يحاول ذهب - حر
RULES OF ENGAGEMENT
September - October 2025
|VOGUE India
The best weddings might be straight out of fairy tales, but the best marriages are fuelled by hard work, deep wells of patience and abundant empathy. By NIDHI GUPTA.
1. Talk about the money, honey.
So you're a double income household run by a power couple with soaring careers and sky-high ambitions? Between income-based power play, stealth overspending and a mismatch in financial values, money can derail things faster than you can count the zeroes in your bank balance. Revisit your financial goals regularly. “Make sure you agree on one simple structure: how do we split bills, save and splurge?” says Lavanya Mohan, chartered accountant, content creator and author of Money Doesn't Grow On Trees. “You can go 50/50, or pro-rata based on income, or keep a joint account just for shared goals. Whatever works—as long as you both understand it and both feel seen.”
2. Read the Kama Sutra.
“The sage Vatsayana wrote that for good sex, the genitals have to be fairly matching in size,” says mythologist and author of The Art of Seduction, Seema Anand. “But obviously, you can't always go checking the size of people’s genitals before you marry them, so he created a bunch of ways and positions to synchronise those sizes.” There’s also an entire section in the Kama Sutra devoted to what men can do to make a woman fall in love with him, so that she will accept his proposal—just like Hitch, but this advice on romance and foreplay is everlasting.

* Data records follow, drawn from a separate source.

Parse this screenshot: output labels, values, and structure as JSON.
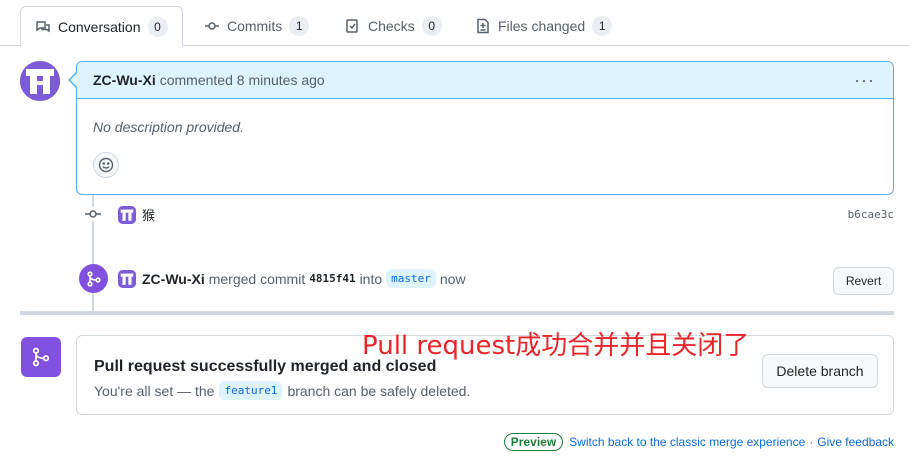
{
  "tabs": [
    {
      "label": "Conversation",
      "count": "0",
      "icon": "conversation-icon"
    },
    {
      "label": "Commits",
      "count": "1",
      "icon": "commit-icon"
    },
    {
      "label": "Checks",
      "count": "0",
      "icon": "checks-icon"
    },
    {
      "label": "Files changed",
      "count": "1",
      "icon": "file-diff-icon"
    }
  ],
  "comment": {
    "author": "ZC-Wu-Xi",
    "action": "commented 8 minutes ago",
    "body": "No description provided."
  },
  "commit": {
    "message": "猴",
    "sha": "b6cae3c"
  },
  "merge_event": {
    "author": "ZC-Wu-Xi",
    "text_merged": "merged commit",
    "sha": "4815f41",
    "text_into": "into",
    "branch": "master",
    "time": "now",
    "revert_label": "Revert"
  },
  "merged_box": {
    "title": "Pull request successfully merged and closed",
    "sub_prefix": "You're all set — the",
    "branch": "feature1",
    "sub_suffix": "branch can be safely deleted.",
    "delete_label": "Delete branch"
  },
  "annotation": "Pull request成功合并并且关闭了",
  "footer": {
    "preview": "Preview",
    "switch_link": "Switch back to the classic merge experience",
    "separator": "·",
    "feedback_link": "Give feedback"
  },
  "colors": {
    "accent_purple": "#8250df",
    "link_blue": "#0969da",
    "annotation_red": "#e8262a",
    "preview_green": "#1a7f37"
  }
}
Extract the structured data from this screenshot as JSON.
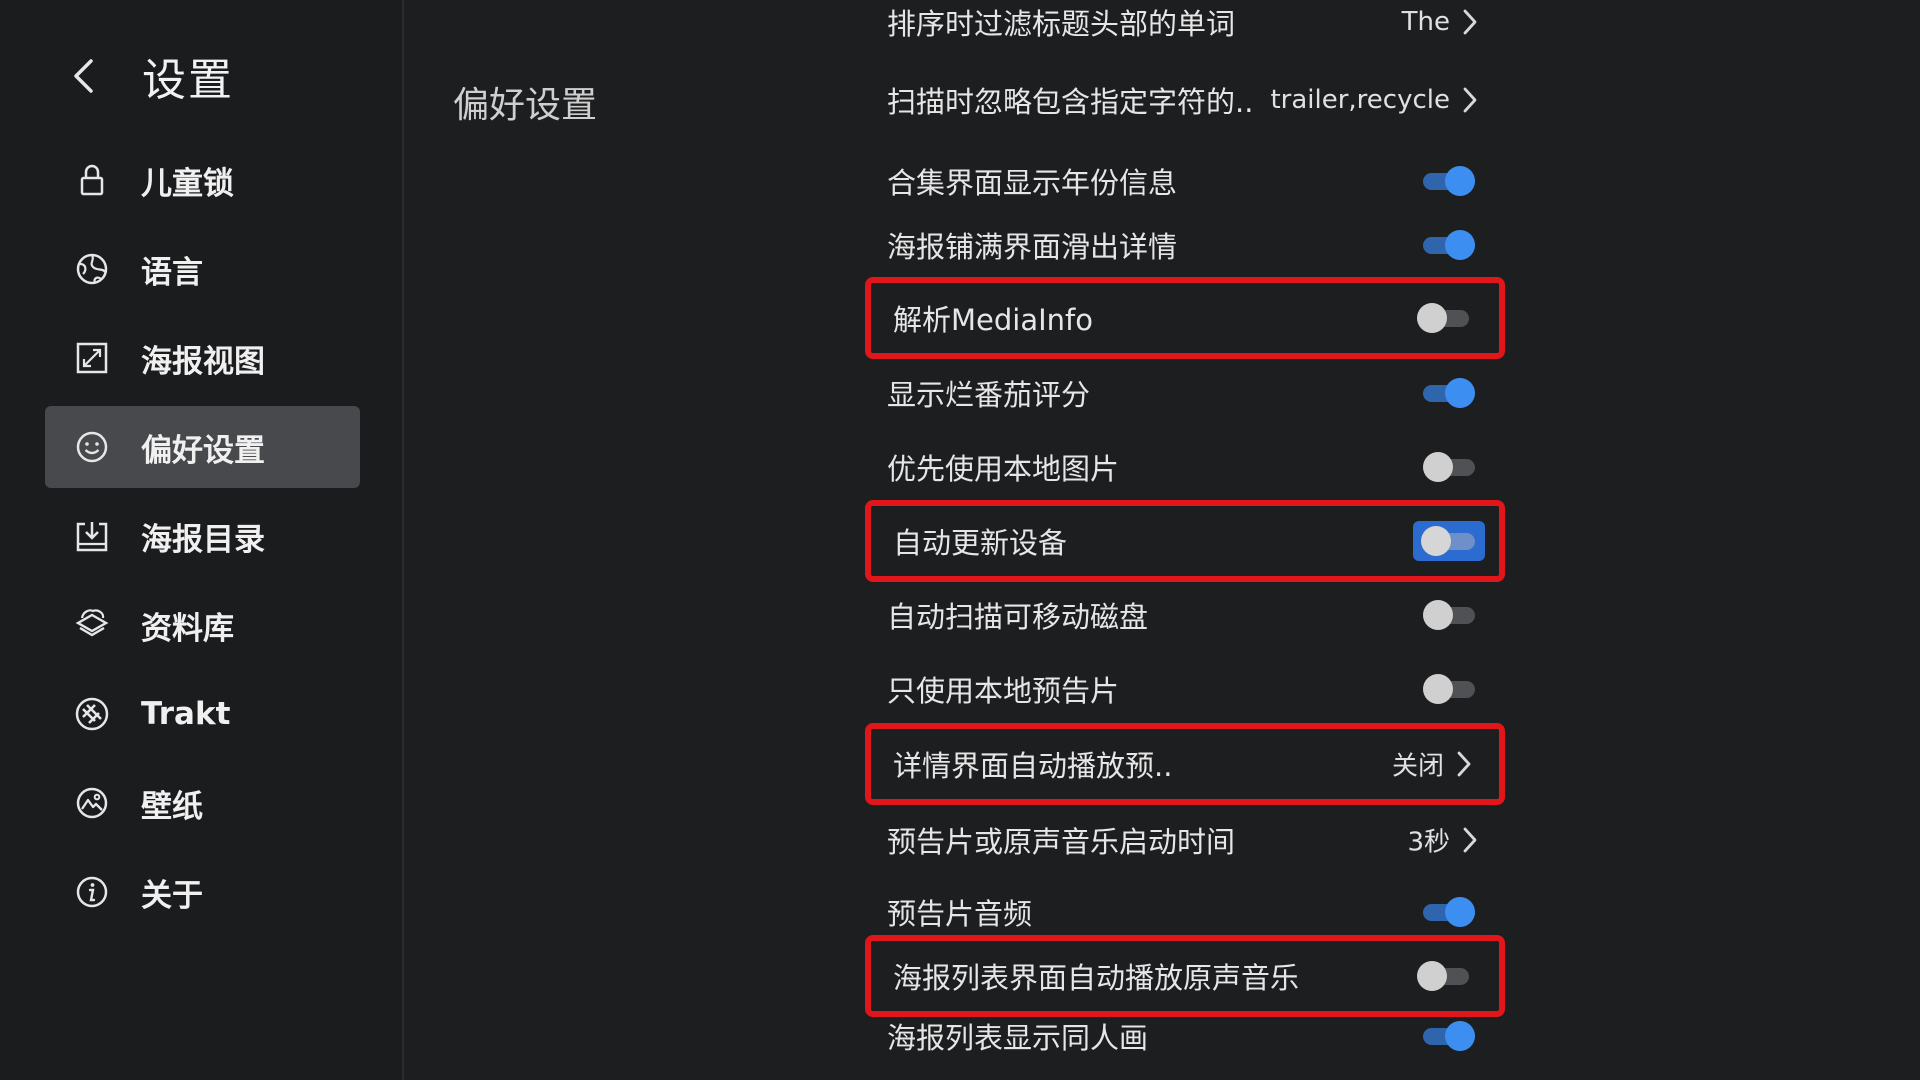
{
  "sidebar": {
    "title": "设置",
    "items": [
      {
        "label": "儿童锁",
        "icon": "lock-icon"
      },
      {
        "label": "语言",
        "icon": "globe-icon"
      },
      {
        "label": "海报视图",
        "icon": "expand-icon"
      },
      {
        "label": "偏好设置",
        "icon": "smiley-icon",
        "active": true
      },
      {
        "label": "海报目录",
        "icon": "download-box-icon"
      },
      {
        "label": "资料库",
        "icon": "layers-icon"
      },
      {
        "label": "Trakt",
        "icon": "trakt-icon"
      },
      {
        "label": "壁纸",
        "icon": "picture-icon"
      },
      {
        "label": "关于",
        "icon": "info-icon"
      }
    ]
  },
  "main": {
    "section_title": "偏好设置",
    "rows": [
      {
        "label": "排序时过滤标题头部的单词",
        "type": "link",
        "value": "The"
      },
      {
        "label": "扫描时忽略包含指定字符的..",
        "type": "link",
        "value": "trailer,recycle"
      },
      {
        "label": "合集界面显示年份信息",
        "type": "toggle",
        "on": true
      },
      {
        "label": "海报铺满界面滑出详情",
        "type": "toggle",
        "on": true
      },
      {
        "label": "解析MediaInfo",
        "type": "toggle",
        "on": false,
        "highlighted": true
      },
      {
        "label": "显示烂番茄评分",
        "type": "toggle",
        "on": true
      },
      {
        "label": "优先使用本地图片",
        "type": "toggle",
        "on": false
      },
      {
        "label": "自动更新设备",
        "type": "toggle",
        "on": false,
        "highlighted": true,
        "focused": true
      },
      {
        "label": "自动扫描可移动磁盘",
        "type": "toggle",
        "on": false
      },
      {
        "label": "只使用本地预告片",
        "type": "toggle",
        "on": false
      },
      {
        "label": "详情界面自动播放预..",
        "type": "link",
        "value": "关闭",
        "highlighted": true
      },
      {
        "label": "预告片或原声音乐启动时间",
        "type": "link",
        "value": "3秒"
      },
      {
        "label": "预告片音频",
        "type": "toggle",
        "on": true
      },
      {
        "label": "海报列表界面自动播放原声音乐",
        "type": "toggle",
        "on": false,
        "highlighted": true
      },
      {
        "label": "海报列表显示同人画",
        "type": "toggle",
        "on": true
      }
    ]
  },
  "colors": {
    "background": "#1d1e20",
    "active_nav": "#48494c",
    "toggle_on": "#3d8ef1",
    "highlight_border": "#e0161b"
  }
}
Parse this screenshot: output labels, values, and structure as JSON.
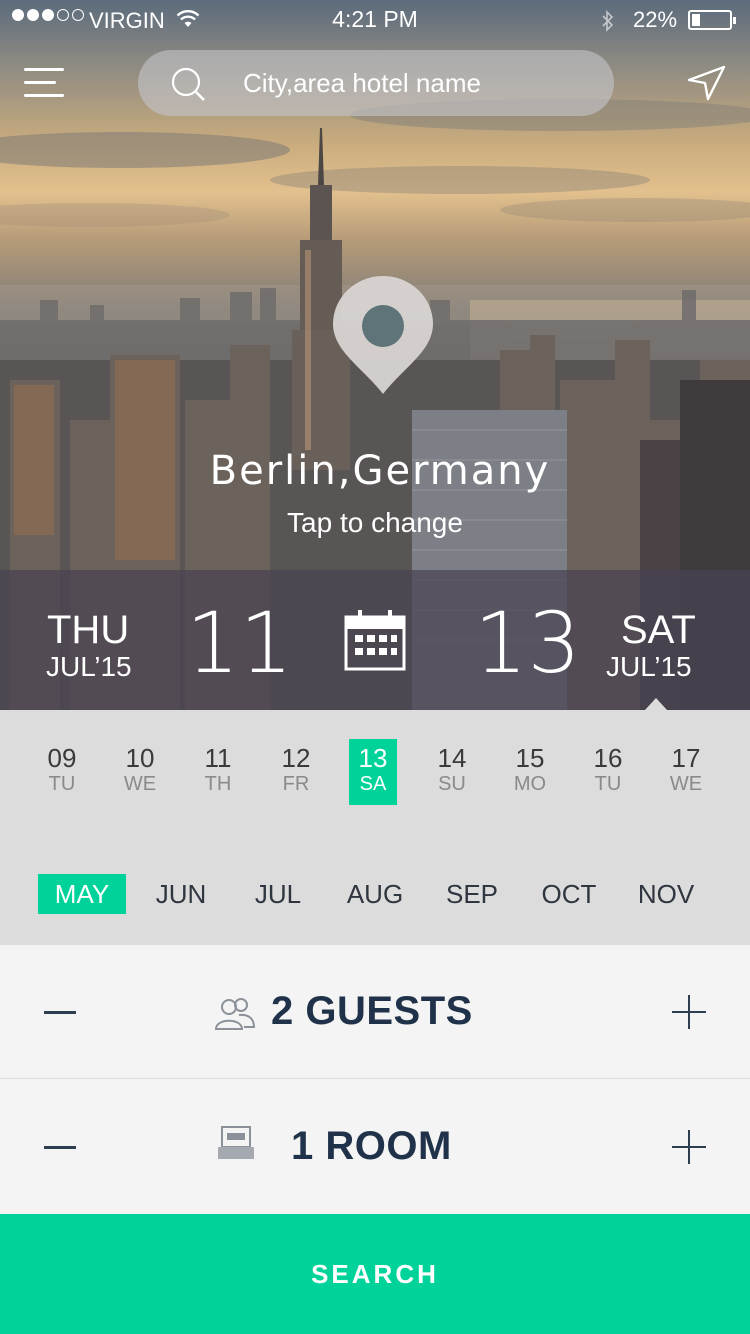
{
  "status_bar": {
    "carrier": "VIRGIN",
    "time": "4:21 PM",
    "battery": "22%"
  },
  "header": {
    "search_placeholder": "City,area hotel name"
  },
  "location": {
    "city": "Berlin,Germany",
    "hint": "Tap to change"
  },
  "dates": {
    "checkin": {
      "dow": "THU",
      "month": "JUL’15",
      "day": "11"
    },
    "checkout": {
      "dow": "SAT",
      "month": "JUL’15",
      "day": "13"
    }
  },
  "calendar": {
    "days": [
      {
        "n": "09",
        "w": "TU"
      },
      {
        "n": "10",
        "w": "WE"
      },
      {
        "n": "11",
        "w": "TH"
      },
      {
        "n": "12",
        "w": "FR"
      },
      {
        "n": "13",
        "w": "SA"
      },
      {
        "n": "14",
        "w": "SU"
      },
      {
        "n": "15",
        "w": "MO"
      },
      {
        "n": "16",
        "w": "TU"
      },
      {
        "n": "17",
        "w": "WE"
      }
    ],
    "selected_day": "13",
    "months": [
      "MAY",
      "JUN",
      "JUL",
      "AUG",
      "SEP",
      "OCT",
      "NOV"
    ],
    "selected_month": "MAY"
  },
  "guests": {
    "label": "2 GUESTS"
  },
  "rooms": {
    "label": "1 ROOM"
  },
  "search_button": {
    "label": "SEARCH"
  },
  "colors": {
    "accent": "#00d39a",
    "navy": "#1f3249",
    "calendar_bg": "#dcdcdc"
  },
  "icons": [
    "menu-icon",
    "search-icon",
    "navigation-arrow-icon",
    "location-pin-icon",
    "calendar-icon",
    "guests-icon",
    "bed-icon",
    "wifi-icon",
    "bluetooth-icon",
    "battery-icon"
  ]
}
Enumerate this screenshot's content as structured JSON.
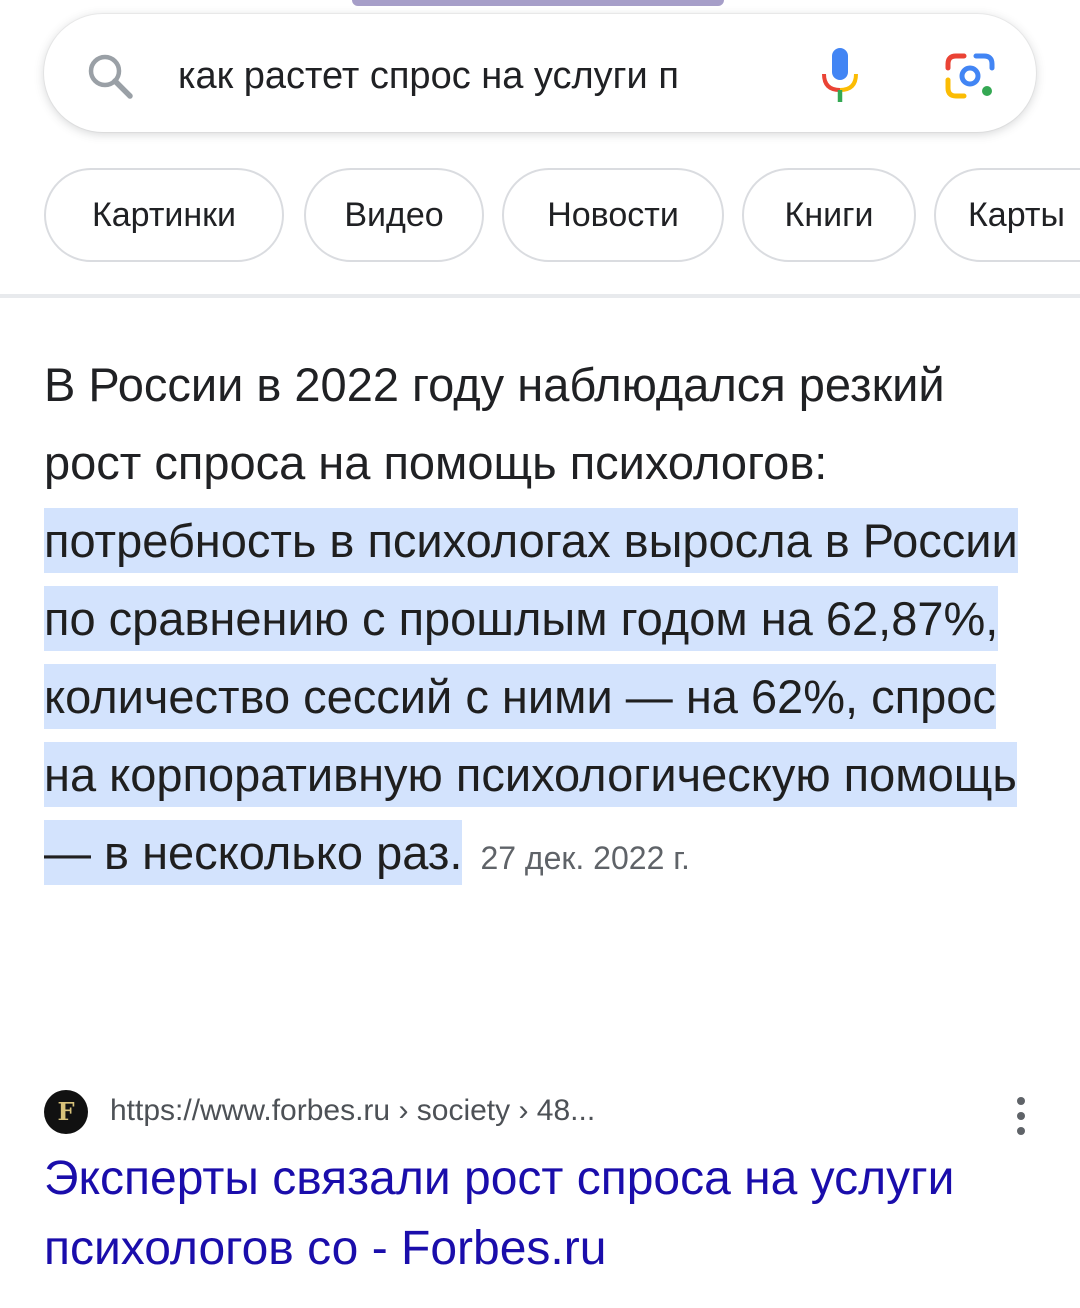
{
  "search": {
    "query": "как растет спрос на услуги п",
    "icon": "search-icon",
    "mic_icon": "microphone-icon",
    "lens_icon": "google-lens-icon"
  },
  "chips": [
    {
      "label": "Картинки"
    },
    {
      "label": "Видео"
    },
    {
      "label": "Новости"
    },
    {
      "label": "Книги"
    },
    {
      "label": "Карты"
    }
  ],
  "snippet": {
    "intro": "В России в 2022 году наблюдался резкий рост спроса на помощь психологов: ",
    "highlight": "потребность в психологах выросла в России по сравнению с прошлым годом на 62,87%, количество сессий с ними — на 62%, спрос на корпоративную психологическую помощь — в несколько раз",
    "highlight_end": ".",
    "date": "27 дек. 2022 г."
  },
  "result": {
    "favicon_letter": "F",
    "url": "https://www.forbes.ru › society › 48...",
    "title": "Эксперты связали рост спроса на услуги психологов со - Forbes.ru"
  },
  "colors": {
    "highlight": "#d3e3fd",
    "link": "#1a0dab",
    "google_blue": "#4285f4",
    "google_red": "#ea4335",
    "google_yellow": "#fbbc04",
    "google_green": "#34a853"
  }
}
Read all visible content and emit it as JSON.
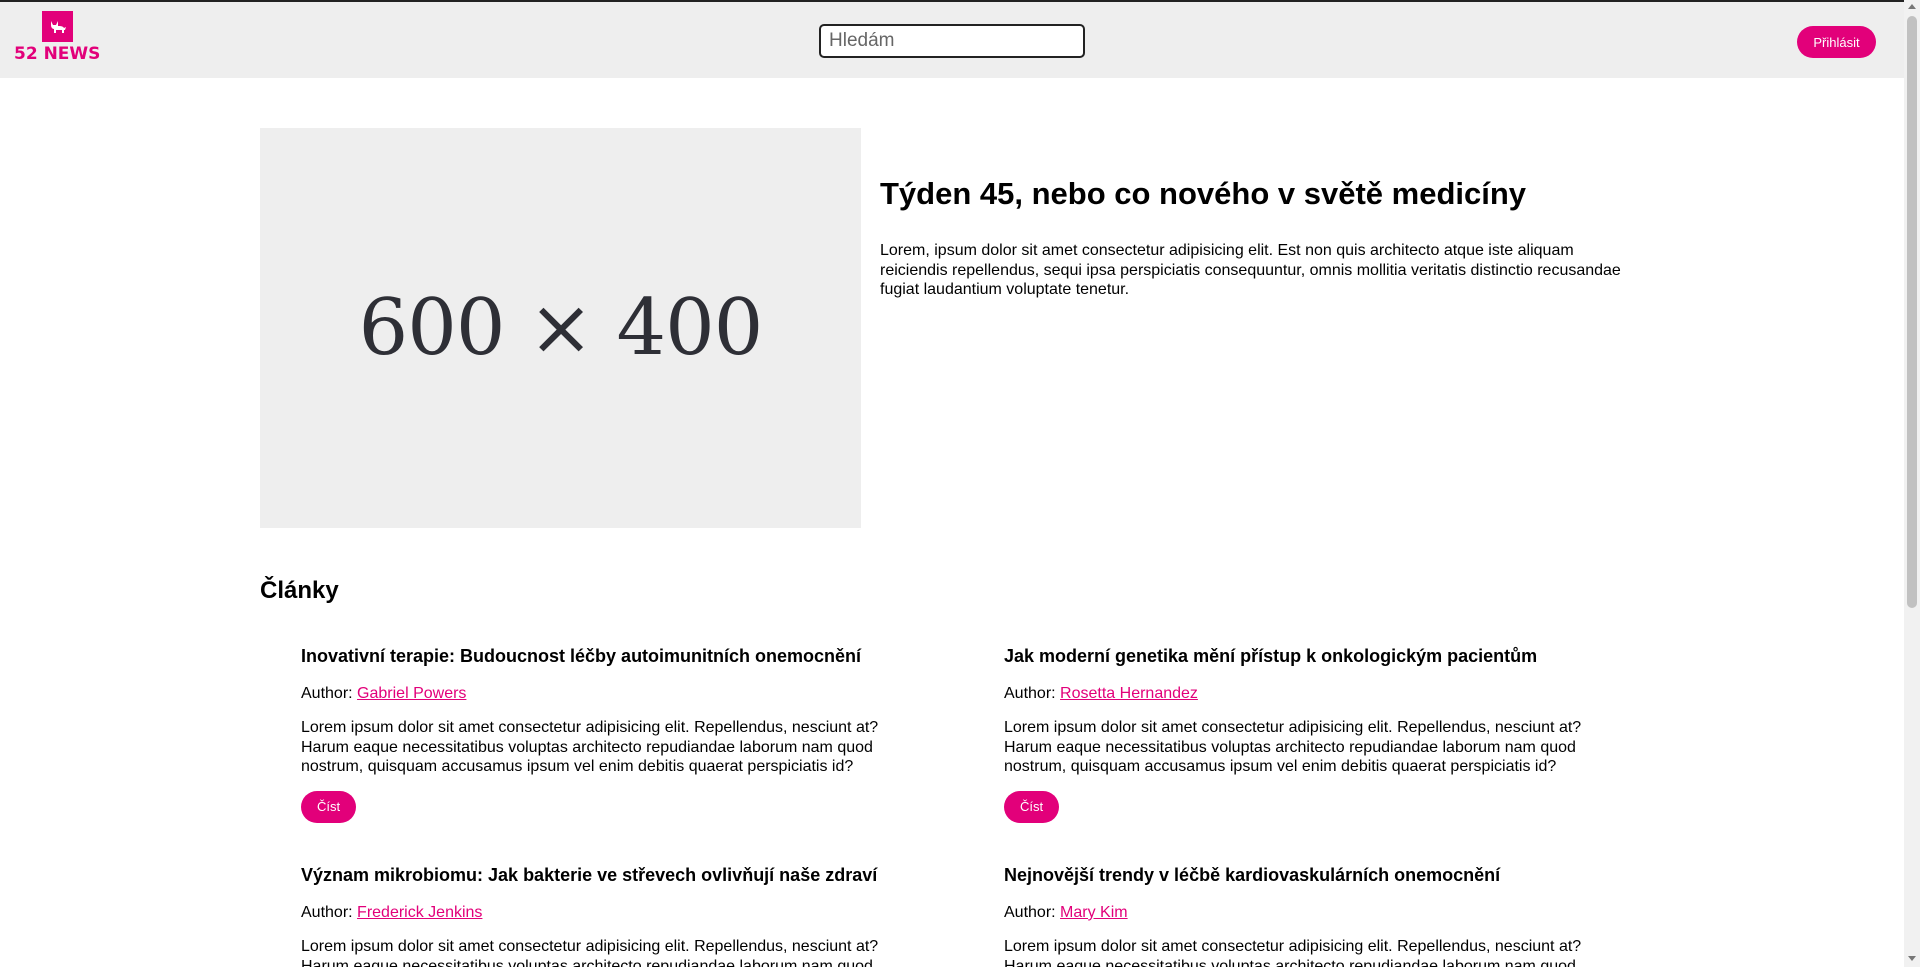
{
  "header": {
    "logo_text": "52 NEWS",
    "search_placeholder": "Hledám",
    "login_label": "Přihlásit"
  },
  "hero": {
    "image_text": "600 × 400",
    "title": "Týden 45, nebo co nového v světě medicíny",
    "text": "Lorem, ipsum dolor sit amet consectetur adipisicing elit. Est non quis architecto atque iste aliquam reiciendis repellendus, sequi ipsa perspiciatis consequuntur, omnis mollitia veritatis distinctio recusandae fugiat laudantium voluptate tenetur."
  },
  "articles_section": {
    "title": "Články",
    "author_prefix": "Author:",
    "read_label": "Číst",
    "items": [
      {
        "title": "Inovativní terapie: Budoucnost léčby autoimunitních onemocnění",
        "author": "Gabriel Powers",
        "excerpt": "Lorem ipsum dolor sit amet consectetur adipisicing elit. Repellendus, nesciunt at? Harum eaque necessitatibus voluptas architecto repudiandae laborum nam quod nostrum, quisquam accusamus ipsum vel enim debitis quaerat perspiciatis id?"
      },
      {
        "title": "Jak moderní genetika mění přístup k onkologickým pacientům",
        "author": "Rosetta Hernandez",
        "excerpt": "Lorem ipsum dolor sit amet consectetur adipisicing elit. Repellendus, nesciunt at? Harum eaque necessitatibus voluptas architecto repudiandae laborum nam quod nostrum, quisquam accusamus ipsum vel enim debitis quaerat perspiciatis id?"
      },
      {
        "title": "Význam mikrobiomu: Jak bakterie ve střevech ovlivňují naše zdraví",
        "author": "Frederick Jenkins",
        "excerpt": "Lorem ipsum dolor sit amet consectetur adipisicing elit. Repellendus, nesciunt at? Harum eaque necessitatibus voluptas architecto repudiandae laborum nam quod nostrum, quisquam accusamus ipsum vel enim debitis quaerat perspiciatis id?"
      },
      {
        "title": "Nejnovější trendy v léčbě kardiovaskulárních onemocnění",
        "author": "Mary Kim",
        "excerpt": "Lorem ipsum dolor sit amet consectetur adipisicing elit. Repellendus, nesciunt at? Harum eaque necessitatibus voluptas architecto repudiandae laborum nam quod nostrum, quisquam accusamus ipsum vel enim debitis quaerat perspiciatis id?"
      }
    ]
  },
  "colors": {
    "accent": "#e2007a",
    "header_bg": "#eeeeee",
    "placeholder_bg": "#eeeeee"
  },
  "icons": {
    "logo_icon": "cat-icon"
  }
}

3. Accept that the in-laws are part of the package.
Begin by “sharing what family means to you from a space of understanding context, not from a space of blame,” suggests Mumbai-based psychotherapist Anusha Manjani. “In South Asia, we marry into networks of duty and history. Often what we call ‘interference’ by in-laws is unresolved enmeshment or unconscious loyalty. Partners are often trying to mature from fused roles like the ‘good child’, ‘dutiful son’, ‘obedient daughter-in-law’ and that can create conflict.”